El crecimiento del Régimen Especial de Trabajadores Autónomos (RETA) en Cantabria durante los últimos cinco años se ha sostenido, en gran medida, gracias a la aportación de los autónomos extranjeros. Así lo refleja el análisis de la Unión de Profesionales y Trabajadores Autónomos (UPTA España), que destaca el papel esencial de este colectivo en el relevo generacional y en la supervivencia de miles de negocios.
Desde 2020, la afiliación de autónomos extranjeros en la comunidad ha crecido un 42%, con un incremento de casi 1.000 personas en este periodo. En la actualidad, se contabilizan 3.222 profesionales extranjeros inscritos en el RETA en Cantabria, lo que supone el 7,8% del total de trabajadores por cuenta propia.
Los datos evidencian que, mientras el número de pensiones de jubilación entre autónomos aumentaba en 44 en los últimos cinco años, la afiliación de personas extranjeras crecía 22 veces más. Este fenómeno convierte a los profesionales migrantes en un motor fundamental para garantizar la sostenibilidad del sistema y cubrir el relevo generacional en el trabajo por cuenta propia.
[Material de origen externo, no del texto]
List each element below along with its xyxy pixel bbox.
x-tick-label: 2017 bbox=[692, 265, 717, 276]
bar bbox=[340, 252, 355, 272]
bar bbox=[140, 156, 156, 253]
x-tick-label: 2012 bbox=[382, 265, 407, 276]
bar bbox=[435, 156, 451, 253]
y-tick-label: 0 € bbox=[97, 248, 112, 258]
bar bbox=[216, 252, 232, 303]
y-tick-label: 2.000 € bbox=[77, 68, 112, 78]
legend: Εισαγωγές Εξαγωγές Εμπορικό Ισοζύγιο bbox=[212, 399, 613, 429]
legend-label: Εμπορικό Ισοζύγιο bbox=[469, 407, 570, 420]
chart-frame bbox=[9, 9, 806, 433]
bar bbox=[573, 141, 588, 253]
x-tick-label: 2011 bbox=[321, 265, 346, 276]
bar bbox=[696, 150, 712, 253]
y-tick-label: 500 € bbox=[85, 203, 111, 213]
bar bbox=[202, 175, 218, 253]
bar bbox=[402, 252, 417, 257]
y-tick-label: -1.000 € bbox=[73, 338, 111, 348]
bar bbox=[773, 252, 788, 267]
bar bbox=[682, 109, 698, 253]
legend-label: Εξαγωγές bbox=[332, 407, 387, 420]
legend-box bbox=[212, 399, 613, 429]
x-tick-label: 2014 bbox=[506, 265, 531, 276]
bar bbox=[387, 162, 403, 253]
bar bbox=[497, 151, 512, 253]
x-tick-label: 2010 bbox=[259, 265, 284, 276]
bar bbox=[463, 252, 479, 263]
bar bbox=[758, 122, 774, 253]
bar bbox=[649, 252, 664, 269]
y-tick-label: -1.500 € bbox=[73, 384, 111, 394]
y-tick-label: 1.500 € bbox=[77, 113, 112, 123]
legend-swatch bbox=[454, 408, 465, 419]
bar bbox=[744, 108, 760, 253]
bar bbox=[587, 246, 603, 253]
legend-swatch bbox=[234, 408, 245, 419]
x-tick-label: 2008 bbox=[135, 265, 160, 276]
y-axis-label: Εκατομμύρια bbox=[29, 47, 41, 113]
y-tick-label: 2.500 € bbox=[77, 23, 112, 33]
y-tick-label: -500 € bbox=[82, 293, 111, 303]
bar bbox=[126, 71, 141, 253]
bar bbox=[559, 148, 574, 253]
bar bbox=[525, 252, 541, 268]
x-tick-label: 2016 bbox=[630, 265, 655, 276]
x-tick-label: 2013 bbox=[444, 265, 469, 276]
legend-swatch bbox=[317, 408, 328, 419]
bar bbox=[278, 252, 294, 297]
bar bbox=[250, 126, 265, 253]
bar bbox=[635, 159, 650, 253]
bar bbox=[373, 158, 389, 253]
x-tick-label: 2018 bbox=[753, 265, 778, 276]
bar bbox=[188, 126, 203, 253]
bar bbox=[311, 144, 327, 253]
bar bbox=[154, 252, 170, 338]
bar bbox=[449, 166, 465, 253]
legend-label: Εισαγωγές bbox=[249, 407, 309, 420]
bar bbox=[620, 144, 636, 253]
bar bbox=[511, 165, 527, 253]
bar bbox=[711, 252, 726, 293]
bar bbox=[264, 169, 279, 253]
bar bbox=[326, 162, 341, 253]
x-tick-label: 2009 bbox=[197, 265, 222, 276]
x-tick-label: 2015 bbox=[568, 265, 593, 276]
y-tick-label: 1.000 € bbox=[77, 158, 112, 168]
El futuro del RETA depende de apoyar y consolidar a los autónomos
El crecimiento de los autónomos extranjeros se ha distribuido de manera significativa entre diferentes sectores. El transporte es uno de los ámbitos más destacados, al pasar de 104 a 234 afiliados. También resalta el incremento en las actividades profesionales, científicas y técnicas, con un salto de 82 a 183 profesionales. En la construcción, otro sector clave para la economía cántabra, la cifra ha pasado de 417 a 686 inscritos.
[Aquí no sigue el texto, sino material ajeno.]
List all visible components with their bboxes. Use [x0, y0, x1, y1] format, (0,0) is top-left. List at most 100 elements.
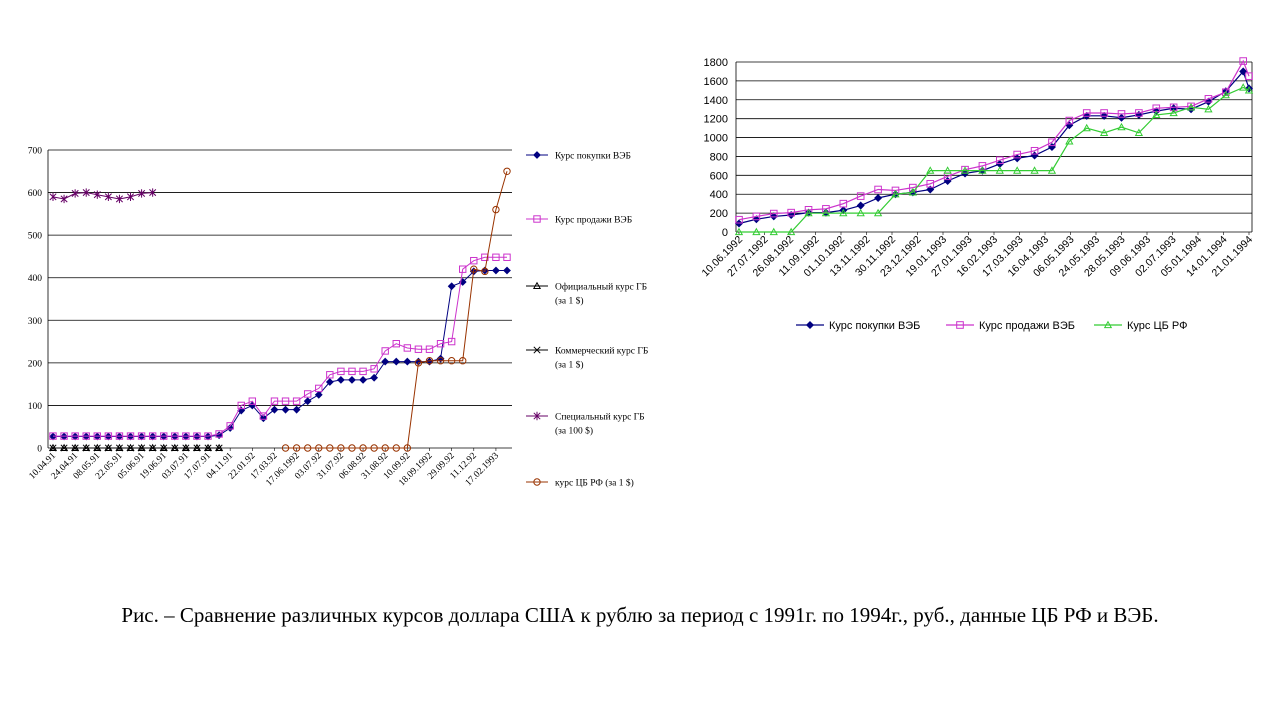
right-data-point	[822, 205, 830, 213]
right-data-point	[769, 227, 778, 236]
right-data-point	[1082, 123, 1091, 132]
left-data-point	[49, 432, 57, 440]
right-data-point	[804, 208, 813, 217]
right-data-point	[943, 176, 952, 186]
right-data-point	[1239, 67, 1248, 76]
left-y-tick-label: 200	[28, 359, 43, 369]
right-data-point	[1048, 138, 1056, 147]
left-data-point	[403, 344, 412, 352]
left-data-point	[104, 432, 113, 440]
right-data-point	[1030, 166, 1039, 174]
left-data-point	[436, 340, 445, 348]
left-data-point	[425, 345, 434, 353]
left-data-point	[115, 432, 124, 440]
right-data-point	[995, 166, 1004, 174]
left-legend-label: (за 1 $)	[555, 360, 584, 371]
left-data-point	[149, 188, 157, 197]
right-data-point	[787, 227, 796, 236]
left-data-point	[193, 444, 201, 452]
left-data-point	[82, 444, 90, 452]
left-legend-label: Курс покупки ВЭБ	[555, 152, 631, 162]
right-data-point	[1013, 166, 1022, 174]
left-data-point	[270, 397, 279, 405]
left-legend-marker	[533, 151, 541, 159]
left-data-point	[337, 444, 345, 452]
left-data-point	[370, 365, 378, 373]
left-data-point	[492, 253, 500, 261]
right-data-point	[1245, 72, 1253, 80]
left-series-3	[49, 444, 223, 452]
left-y-tick-label: 700	[28, 147, 43, 157]
right-data-point	[995, 156, 1004, 165]
right-data-point	[735, 215, 743, 224]
right-data-point	[908, 188, 918, 196]
right-data-point	[874, 185, 882, 194]
right-data-point	[1169, 108, 1178, 117]
right-data-point	[1099, 128, 1109, 136]
left-data-point	[359, 375, 367, 384]
right-legend-item: Курс продажи ВЭБ	[946, 320, 1075, 332]
left-y-tick-label: 600	[28, 189, 43, 199]
left-legend-item: Официальный курс ГБ (за 1 $)	[526, 282, 647, 307]
left-data-point	[138, 444, 146, 452]
left-data-point	[71, 444, 79, 452]
left-legend-marker	[532, 281, 542, 290]
left-data-point	[314, 390, 323, 399]
right-data-point	[1186, 103, 1196, 111]
right-legend-item: Курс покупки ВЭБ	[796, 320, 920, 332]
left-data-point	[171, 432, 179, 440]
right-series-2	[734, 83, 1254, 236]
left-data-point	[292, 444, 301, 452]
left-data-point	[115, 444, 123, 452]
left-data-point	[93, 190, 101, 199]
left-data-point	[215, 444, 223, 452]
right-y-tick-label: 600	[710, 170, 728, 182]
right-data-point	[891, 189, 900, 198]
left-data-point	[137, 432, 146, 440]
left-data-point	[392, 340, 400, 348]
right-data-point	[960, 166, 970, 174]
left-data-point	[348, 367, 356, 376]
right-legend-label: Курс ЦБ РФ	[1127, 320, 1187, 332]
left-series-4	[49, 188, 157, 204]
left-data-point	[160, 444, 168, 452]
right-legend-marker	[1103, 320, 1113, 329]
right-legend-marker	[805, 320, 815, 330]
right-data-point	[1082, 109, 1091, 117]
left-data-point	[503, 167, 511, 175]
left-data-point	[82, 188, 90, 197]
left-data-point	[359, 367, 367, 376]
right-data-point	[856, 192, 865, 200]
right-data-point	[752, 227, 761, 236]
left-data-point	[270, 405, 279, 414]
left-data-point	[348, 444, 356, 452]
left-data-point	[49, 444, 57, 452]
left-data-point	[259, 414, 268, 423]
right-data-point	[839, 208, 848, 217]
left-legend-item: курс ЦБ РФ (за 1 $)	[526, 478, 634, 489]
right-data-point	[1030, 146, 1039, 155]
right-data-point	[943, 166, 952, 174]
left-data-point	[492, 266, 500, 275]
right-data-point	[1239, 83, 1248, 91]
left-y-tick-label: 500	[28, 232, 43, 242]
left-data-point	[49, 192, 57, 202]
right-data-point	[1030, 151, 1039, 160]
left-data-point	[182, 444, 190, 452]
left-data-point	[160, 432, 168, 440]
left-data-point	[182, 432, 190, 440]
right-data-point	[1013, 150, 1021, 159]
right-y-tick-label: 800	[710, 151, 728, 163]
left-data-point	[392, 357, 401, 366]
left-data-point	[326, 444, 334, 452]
left-data-point	[281, 397, 290, 405]
left-data-point	[149, 444, 157, 452]
right-data-point	[1239, 57, 1248, 65]
right-series-line	[739, 86, 1250, 233]
left-data-point	[281, 444, 290, 452]
left-data-point	[226, 422, 234, 430]
left-data-point	[336, 375, 345, 384]
left-data-point	[248, 397, 257, 405]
Según UPTA, estos datos muestran que los autónomos extranjeros no solo sostienen los sectores tradicionales, sino que también impulsan áreas de alta cualificación que requieren especialización y renovación. Su aportación es, por tanto, doble: garantizan continuidad en las actividades económicas más clásicas y refuerzan la competitividad en nuevos nichos profesionales.
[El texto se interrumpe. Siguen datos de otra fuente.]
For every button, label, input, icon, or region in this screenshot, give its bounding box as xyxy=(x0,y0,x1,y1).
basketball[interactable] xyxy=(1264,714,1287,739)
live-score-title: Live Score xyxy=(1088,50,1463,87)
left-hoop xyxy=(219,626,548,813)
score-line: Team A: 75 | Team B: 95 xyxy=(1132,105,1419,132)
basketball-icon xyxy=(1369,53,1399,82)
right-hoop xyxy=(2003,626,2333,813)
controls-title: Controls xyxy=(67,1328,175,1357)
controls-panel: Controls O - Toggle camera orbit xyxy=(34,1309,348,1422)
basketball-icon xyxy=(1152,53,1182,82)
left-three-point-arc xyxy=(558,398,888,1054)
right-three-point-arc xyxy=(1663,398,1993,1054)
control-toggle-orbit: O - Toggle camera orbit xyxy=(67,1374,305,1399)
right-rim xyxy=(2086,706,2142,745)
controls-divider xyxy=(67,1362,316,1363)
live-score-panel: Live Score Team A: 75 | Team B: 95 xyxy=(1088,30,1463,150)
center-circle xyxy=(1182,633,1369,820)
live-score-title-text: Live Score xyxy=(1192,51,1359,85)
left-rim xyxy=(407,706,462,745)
La organización estima que, si se mantiene la tendencia actual, en 2030 el número de afiliados extranjeros en el RETA de Cantabria podría superar los 4.000. De este modo, el futuro del trabajo autónomo dependerá en gran parte de la capacidad para atraer y retener a estos profesionales, así como de las políticas públicas que se desarrollen para favorecer su integración y consolidación.
Eduardo Abad, presidente de UPTA España, fue claro en su valoración: “Los datos son claros: sin la aportación de los autónomos extranjeros, el sistema se encontraría en una situación crítica. Los trabajadores autónomos extranjeros son la columna vertebral del crecimiento en los últimos años y será absolutamente imprescindible aumentar y sostener el crecimiento de este colectivo para la supervivencia de decenas de miles de negocios”.
UPTA ha insistido en que esta realidad debe tenerse en cuenta tanto por las administraciones como por los partidos políticos, independientemente de su signo. Para la organización, es prioritario establecer medidas que garanticen que los autónomos extranjeros sigan encontrando en Cantabria un lugar donde desarrollar su actividad económica y contribuir al fortalecimiento del tejido productivo regional.
La entidad recuerda que la importancia de los autónomos extranjeros no es circunstancial, sino estructural, y que su participación activa en el sistema RETA es clave para afrontar los desafíos de envejecimiento y relevo generacional en la economía cántabra.